Blog ping pong may not be the ideal way to hash out the fundamental differences between conservative and libertarian approaches to tradition and fallibilism, so let me just restrict myself to a couple quick comments on Jonah Goldberg's response to my post of last Friday . (Jonah's original review is now online, by the way.)
First, Jonah notes (correctly enough) that however much I celebrate the relentless internal scrutiny of science, I'm still "certain" that "science is better than voodoo" and that liberal pluralism is preferable to totalitarian theocracy. But that was precisely my point. Jonah thinks that attending to our own fallibility, emphasizing the need for humility and doubt, will leave us too timorous to defend our own values. But a robust confidence in the meta-structures of scientific inquiry, on the one hand, and liberal democracy, on the other, is not just compatible with such a skeptical attitude, it depends upon it. Jonah's own argument is actually of the same form: He's essentially giving process-based reasons to think longstanding traditions are sound, even though, from our necessarily limited perspective, they will often seem prima facie irrational.
Second, I'll allow that describing Jonah's view as a demand to "freeze" culture is a bit of a caricature—albeit one that the institutional clarion call "stand athwart history yelling stop!" might be thought to invite. The real question, then, is when to defer and when to mutate. Hayek provides some guidance here, suggesting a preference for "immanent" criticism over wholesale rationalist redesign—a paradigm example being Frederick Douglass' "The Meaning of July Fourth for the Negro," which argued that America was already implicitly committed to racial equality. I think it's significant (to return to where this all started) that Andrew Sullivan chose conscience, itself an evolved and culturally permeated faculty, as the proper lodestone. And, since Jonah's picked the example of gay marriage, I'll point out that the argument for including gay couples didn't drop out of the blue: It proceeds from familiar and deeply rooted liberal principles of equality under the law, and a shared understanding of the importance (for many people, anyway) of marriage to a fullfilled human life, combined with the relatively recent recognition that homosexuality is not, in fact, a species of mental illness. It is not obviously more dramatic than various other institutional adaptations marriage has undergone over the last few centuries—arguably less so, since the change involves only a small fraction of the population.
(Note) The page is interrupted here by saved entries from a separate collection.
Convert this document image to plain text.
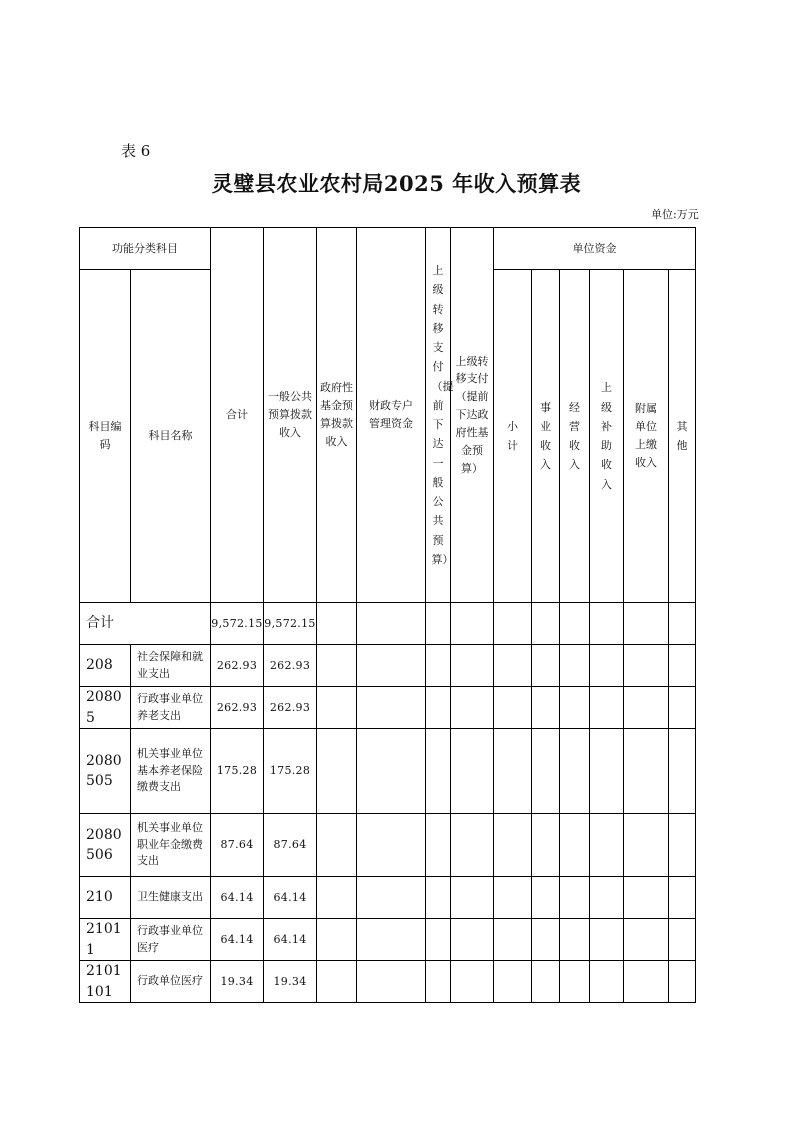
表 6
灵璧县农业农村局2025 年收入预算表
单位:万元
功能分类科目		合计	一般公共预算拨款收入	政府性基金预算拨款收入	财政专户管理资金	上级转移支付（提前下达一般公共预算）	上级转移支付（提前下达政府性基金预算）	单位资金					

科目编码	科目名称							小计	事业收入	经营收入	上级补助收入	附属单位上缴收入	其他

合计		9,572.15	9,572.15										
208	社会保障和就业支出	262.93	262.93										
20805	行政事业单位养老支出	262.93	262.93										
2080505	机关事业单位基本养老保险缴费支出	175.28	175.28										
2080506	机关事业单位职业年金缴费支出	87.64	87.64										
210	卫生健康支出	64.14	64.14										
21011	行政事业单位医疗	64.14	64.14										
2101101	行政单位医疗	19.34	19.34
My goal here is not to kick off yet another debate over gay marriage, about which I've written plenty already, but to point out that the theoretical framework Jonah's appealing to doesn't justify just a general deference to tradition per se, but rather a wariness toward projects of wholesale, ground up reconstruction—replacing marriage societywide with Na-style sibling clusters, say.
Finally, under the headline "Julian, Me and Justin Makes Three," Jonah links to a post in which "Justin Katz tries to get between me and Julian Sanchez." Jonah, I'm flattered, even a little curious, but you're a married man. Still, let me just address one qualm about the analogy between skeptical science and liberal societies. Katz doubts it will go through because while scientists have the shared goal of improving science (let this rather rosy view of actual scientists' motivations pass for the moment), the diverse members of a liberal society are trying improve their own lives. So let me make explicit what I was implicitly gesturing at in the original post: See Mill for the full argument there. With Mill and Nozick, I very much doubt there will be a One Best Way of Life if "Way" is understood to involve much detail, but also expect that people's self-interested "experiments in living" provide publicly benificial information without that being anyone's explicit intention.
Update: Well, I'd hoped I could get away with just outsourcing the meat of the argument here to Mill, as it's both familiar and unlikely to benefit tremendously from my paraphrase. But since Katz's follow-up post concludes I must not have understood his original objection, I suppose a bit of elaboration's in order. Nothing about the picture I'm painting here requires (as we do expect in science) convergence on some one or few models. This is possible, but I find it highly unlikely, and I imagine the optimal mix will change as conditions and populations do. All that's required is that people be similar enough that exposure to a variety of other people's "experiments in living" provides data to people trying to shape their own lives, whether or not they draw the same lessons from that data. If the result of this were, as Katz proposes, large numbers of people embracing Catholic sexual ethics over time, while I doubt I'd find this particularly congenial personally, I don't think it'd affect my attitude toward the general process, the point of which is not to produce the aggregate scenario I personally find most congenial.